My first audio CD, if memory serves me right, was Def Leppard's Euphoria, purchased soon after its release in 1999. Before that, barring three or four secondhand LPs, my music collection was entirely in the form of audio cassettes. And about 90 percent of that was blank cassettes, recorded over with music I had borrowed from Dipanjan.
Dipanjan was my classmate. His brother played in a band, and as a result he had an enviable music collection. This was a time when music stores in Calcutta mostly stocked two kinds of albums: recent releases, and much older music (Frank Sinatra, Doris Day, Nat King Cole). Dipanjan lent me the first Beatles album I ever listened to (Rubber Soul – to this day my favourite Beatles album) and introduced me to many of my favourite artists and bands.

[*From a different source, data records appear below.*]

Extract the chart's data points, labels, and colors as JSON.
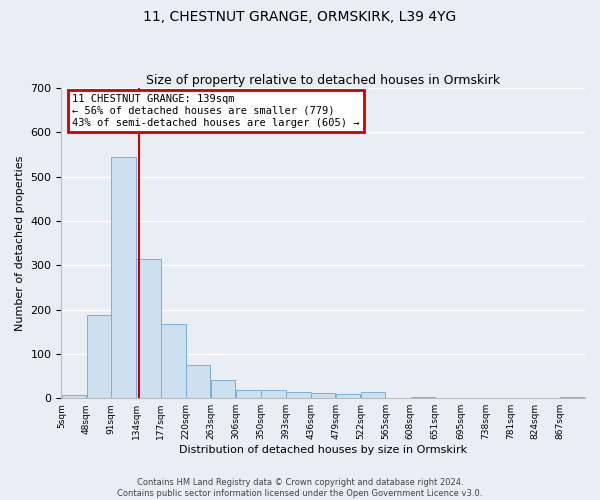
{
  "title": "11, CHESTNUT GRANGE, ORMSKIRK, L39 4YG",
  "subtitle": "Size of property relative to detached houses in Ormskirk",
  "bar_labels": [
    "5sqm",
    "48sqm",
    "91sqm",
    "134sqm",
    "177sqm",
    "220sqm",
    "263sqm",
    "306sqm",
    "350sqm",
    "393sqm",
    "436sqm",
    "479sqm",
    "522sqm",
    "565sqm",
    "608sqm",
    "651sqm",
    "695sqm",
    "738sqm",
    "781sqm",
    "824sqm",
    "867sqm"
  ],
  "bar_values": [
    8,
    188,
    545,
    315,
    167,
    75,
    40,
    18,
    18,
    15,
    12,
    10,
    13,
    0,
    3,
    0,
    0,
    0,
    0,
    0,
    2
  ],
  "bar_color": "#cce0f0",
  "bar_edge_color": "#7ab0d4",
  "ylim": [
    0,
    700
  ],
  "yticks": [
    0,
    100,
    200,
    300,
    400,
    500,
    600,
    700
  ],
  "ylabel": "Number of detached properties",
  "xlabel": "Distribution of detached houses by size in Ormskirk",
  "property_line_x": 139,
  "property_line_color": "#cc0000",
  "annotation_title": "11 CHESTNUT GRANGE: 139sqm",
  "annotation_line1": "← 56% of detached houses are smaller (779)",
  "annotation_line2": "43% of semi-detached houses are larger (605) →",
  "annotation_box_color": "#cc0000",
  "background_color": "#e8eef4",
  "plot_bg_color": "#e8eef4",
  "grid_color": "#ffffff",
  "footer_line1": "Contains HM Land Registry data © Crown copyright and database right 2024.",
  "footer_line2": "Contains public sector information licensed under the Open Government Licence v3.0.",
  "bin_edges": [
    5,
    48,
    91,
    134,
    177,
    220,
    263,
    306,
    350,
    393,
    436,
    479,
    522,
    565,
    608,
    651,
    695,
    738,
    781,
    824,
    867,
    910
  ],
  "title_fontsize": 10,
  "subtitle_fontsize": 9,
  "ylabel_fontsize": 8,
  "xlabel_fontsize": 8,
  "ytick_fontsize": 8,
  "xtick_fontsize": 6.5,
  "ann_fontsize": 7.5,
  "footer_fontsize": 6
}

I would only keep a cassette for three or four days before returning it and borrowing another. In that time, I had to decide which songs, if any, I wanted to record and keep. Blank cassettes were cheaper than pre-recorded cassettes but still fairly expensive, so only a few albums got the honour of being recorded in their entirety. Mostly, I made mixtapes, and for some of the mixtapes, I made album covers. My father recently scanned two of them for me.

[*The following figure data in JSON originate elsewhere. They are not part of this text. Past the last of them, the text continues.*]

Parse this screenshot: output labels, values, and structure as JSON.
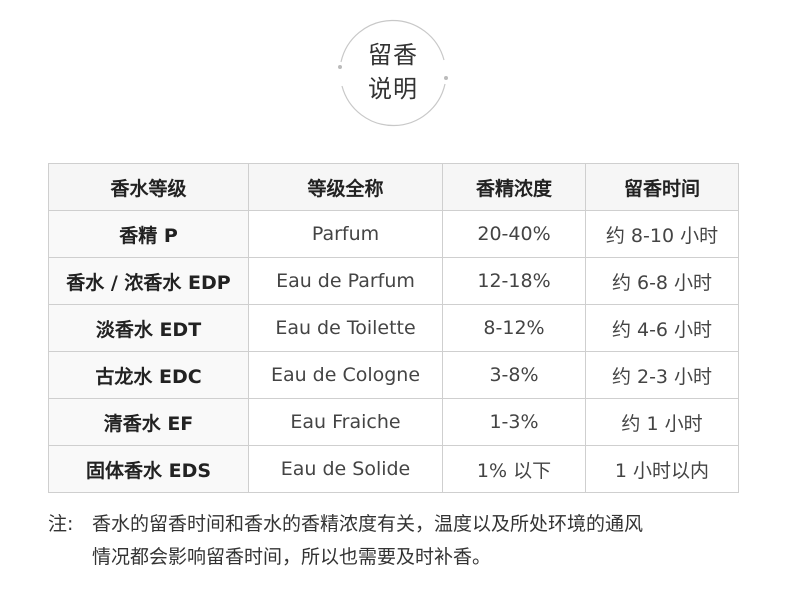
{
  "badge": {
    "line1": "留香",
    "line2": "说明"
  },
  "table": {
    "headers": [
      "香水等级",
      "等级全称",
      "香精浓度",
      "留香时间"
    ],
    "rows": [
      [
        "香精 P",
        "Parfum",
        "20-40%",
        "约 8-10 小时"
      ],
      [
        "香水 / 浓香水 EDP",
        "Eau de Parfum",
        "12-18%",
        "约 6-8 小时"
      ],
      [
        "淡香水 EDT",
        "Eau de Toilette",
        "8-12%",
        "约 4-6 小时"
      ],
      [
        "古龙水 EDC",
        "Eau de Cologne",
        "3-8%",
        "约 2-3 小时"
      ],
      [
        "清香水 EF",
        "Eau Fraiche",
        "1-3%",
        "约 1 小时"
      ],
      [
        "固体香水 EDS",
        "Eau de Solide",
        "1% 以下",
        "1 小时以内"
      ]
    ]
  },
  "note": {
    "label": "注:",
    "line1": "香水的留香时间和香水的香精浓度有关，温度以及所处环境的通风",
    "line2": "情况都会影响留香时间，所以也需要及时补香。"
  }
}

I was 13 or 14 when I made the first one. We were studying metamorphic rocks in Geography, and I thought I had made an exceptionally clever pun. The Gothic watercolour drawing might suggest a heavy metal mixtape, but I only went for that look because I thought listening to heavy metal was cool. In reality, the album is filled with the Beatles, Pink Floyd and Bon Jovi. The second, made a year or two later, was named after a Pink Floyd song.
While I was still in my wannabe metalhead phase, I heard the phrase acid rock somewhere and assumed it was a particularly extreme version of hard rock. Accordingly, I asked Dipanjan if he had any acid rock albums, and Dipanjan, in his infinite wisdom, gave me The Worst of Jefferson Airplane. The album name and cover did nothing to dispel my illusions about acid rock, but when I put it on, it was all folksy ballads and gentle psychedelia. I loved it. The Worst of Jefferson Airplane is one of the albums I recorded in its entirety.